The pack has a floating lid with an overlid pocket and an underlid one. This can be removed when you want to lighten your load slightly. There’s a stretch mesh pocket on either side, each one easily big enough to fit a big water bottle. A larger one covers the front of the pack, comfortably accommodating a waterproof jacket and a couple of other items if necessary. You’ve also got two zipped stretch ones on the hipbelt where you can store your phone, wallet, keys and plenty of snacks and have quick and easy access to them.

Handily, the side compression straps double as front compression as well, meaning you could attach something like your wet tent or roll mat on the outside if you needed to. In another nice touch, these straps can be tucked behind the side pockets so you can compress the pack but still have that pocket space. When you don’t need the compression, they can be neatly tucked away using little Velcro tabs.

“The back system, while simple, is still comfortable and effective”

With all of these strap points, plus the webbing loops across the front, bottom and top, there’s plenty of potential to fasten a tent at the base, a mat across the lid and even stow extra gear like ice axes, shovels or trekking poles across the front.

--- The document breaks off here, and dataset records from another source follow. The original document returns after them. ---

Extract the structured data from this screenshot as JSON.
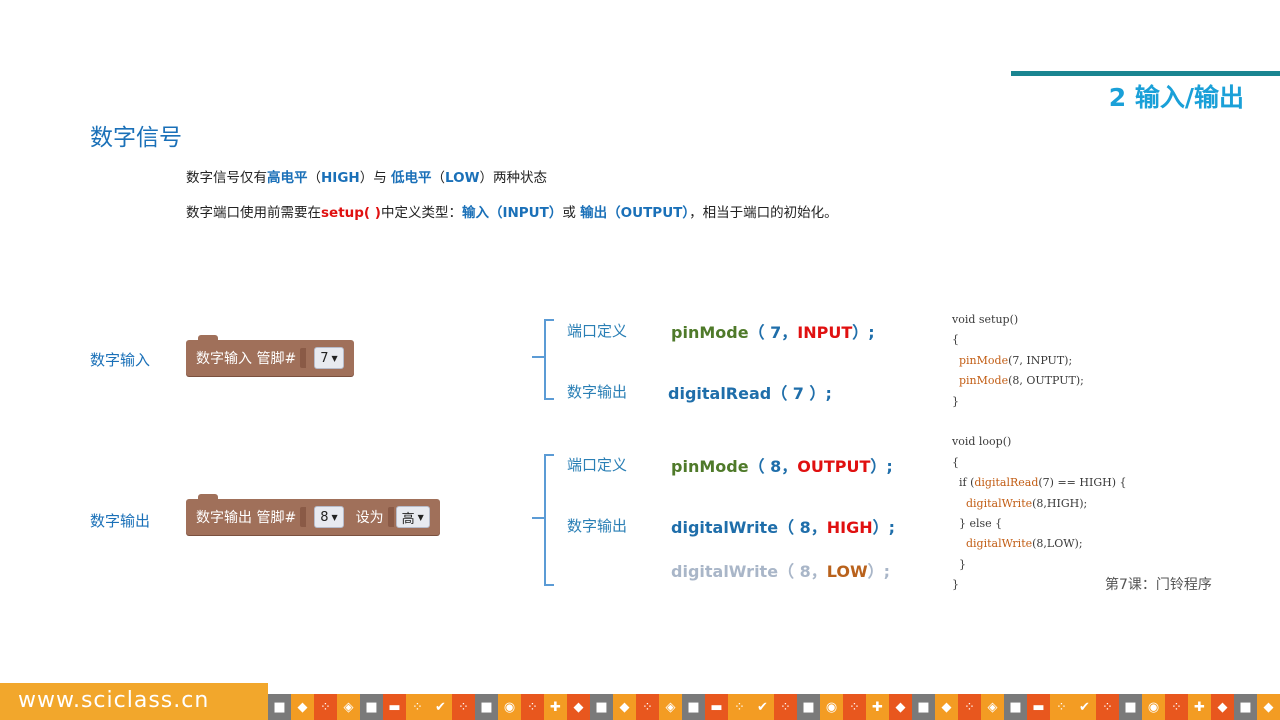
{
  "header": {
    "section": "2 输入/输出",
    "title": "数字信号"
  },
  "paragraphs": {
    "p1": {
      "a": "数字信号仅有",
      "b": "高电平",
      "c": "（",
      "d": "HIGH",
      "e": "）与 ",
      "f": "低电平",
      "g": "（",
      "h": "LOW",
      "i": "）两种状态"
    },
    "p2": {
      "a": "数字端口使用前需要在",
      "b": "setup( )",
      "c": "中定义类型：",
      "d": "输入（INPUT）",
      "e": "或 ",
      "f": "输出（OUTPUT）",
      "g": "，相当于端口的初始化。"
    }
  },
  "input_row": {
    "label": "数字输入",
    "block_text": "数字输入 管脚#",
    "pin": "7",
    "def_label": "端口定义",
    "def_code": {
      "fn": "pinMode",
      "open": "（ 7，",
      "arg": "INPUT",
      "close": "）;"
    },
    "io_label": "数字输出",
    "io_code": {
      "fn": "digitalRead",
      "rest": "（ 7 ）;"
    }
  },
  "output_row": {
    "label": "数字输出",
    "block_text": "数字输出 管脚#",
    "pin": "8",
    "set_text": "设为",
    "value": "高",
    "def_label": "端口定义",
    "def_code": {
      "fn": "pinMode",
      "open": "（ 8，",
      "arg": "OUTPUT",
      "close": "）;"
    },
    "io_label": "数字输出",
    "io_code": {
      "fn": "digitalWrite",
      "open": "（ 8，",
      "arg": "HIGH",
      "close": "）;"
    },
    "io_code2": {
      "fn": "digitalWrite",
      "open": "（ 8，",
      "arg": "LOW",
      "close": "）;"
    }
  },
  "code_panel": {
    "l1": "void setup()",
    "l2": "{",
    "l3a": "  ",
    "l3fn": "pinMode",
    "l3b": "(7, INPUT);",
    "l4a": "  ",
    "l4fn": "pinMode",
    "l4b": "(8, OUTPUT);",
    "l5": "}",
    "l6": "",
    "l7": "void loop()",
    "l8": "{",
    "l9a": "  if (",
    "l9fn": "digitalRead",
    "l9b": "(7) == HIGH) {",
    "l10a": "    ",
    "l10fn": "digitalWrite",
    "l10b": "(8,HIGH);",
    "l11": "  } else {",
    "l12a": "    ",
    "l12fn": "digitalWrite",
    "l12b": "(8,LOW);",
    "l13": "  }",
    "l14": "}"
  },
  "lesson": "第7课：门铃程序",
  "footer": {
    "site": "www.sciclass.cn"
  },
  "colors": {
    "accent": "#1aa0d8",
    "title_blue": "#1a70b8",
    "red": "#e01010",
    "green": "#4f7a2a",
    "block": "#a0705a",
    "footer_orange": "#f2a72c"
  }
}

Then there’s the access to the main compartment. With the Exped Thunder 70, you have the option of going through your classic drawstring entry under the lid or you can use the dual zips that run down either side of the front of the pack, allowing you to get straight into its dark depths. These zips have reassuringly protective wired storm flaps covering them – no internal storm flap though.

The back system is simple, comfortable, effective. Photo: Mike Brindley
A nicely padded hipbelt with excellent lumbar support. Photo: Mike Brindley
The main body of the pack is made from 210D high density and ripstop nylon. Photo: Mike Brindley

Harness Design

You do see a lot of brands overthinking their back systems by adding loads of unnecessary padding, mesh and framing. You also see brands oversimplifying things and making something that’s superlight but ultimately uncomfortable to use. With the Thunder 70, Exped have got the balance spot on. At 1600g it’s in the lightweight category (for a 70 litre pack) but the back system, while simple, is still comfortable and effective, making transporting loads of up to as much as 24kg possible (though that would be the very, very top end of the scale).

One single aluminium stay which runs down the middle of the back panel makes up the main structure. At the top, it links with a shoulder yoke which can be moved up or down it depending on your size. At the bottom, it’s anchored in a padded lumbar support linked with an ergonomically-shaped foam hipbelt which it channels the pack’s weight down into. This top and bottom padding manages to keep middle section of the back panel just about off your back, meaning you won’t feel anything prodding into you and you get a nice bit of airflow as well.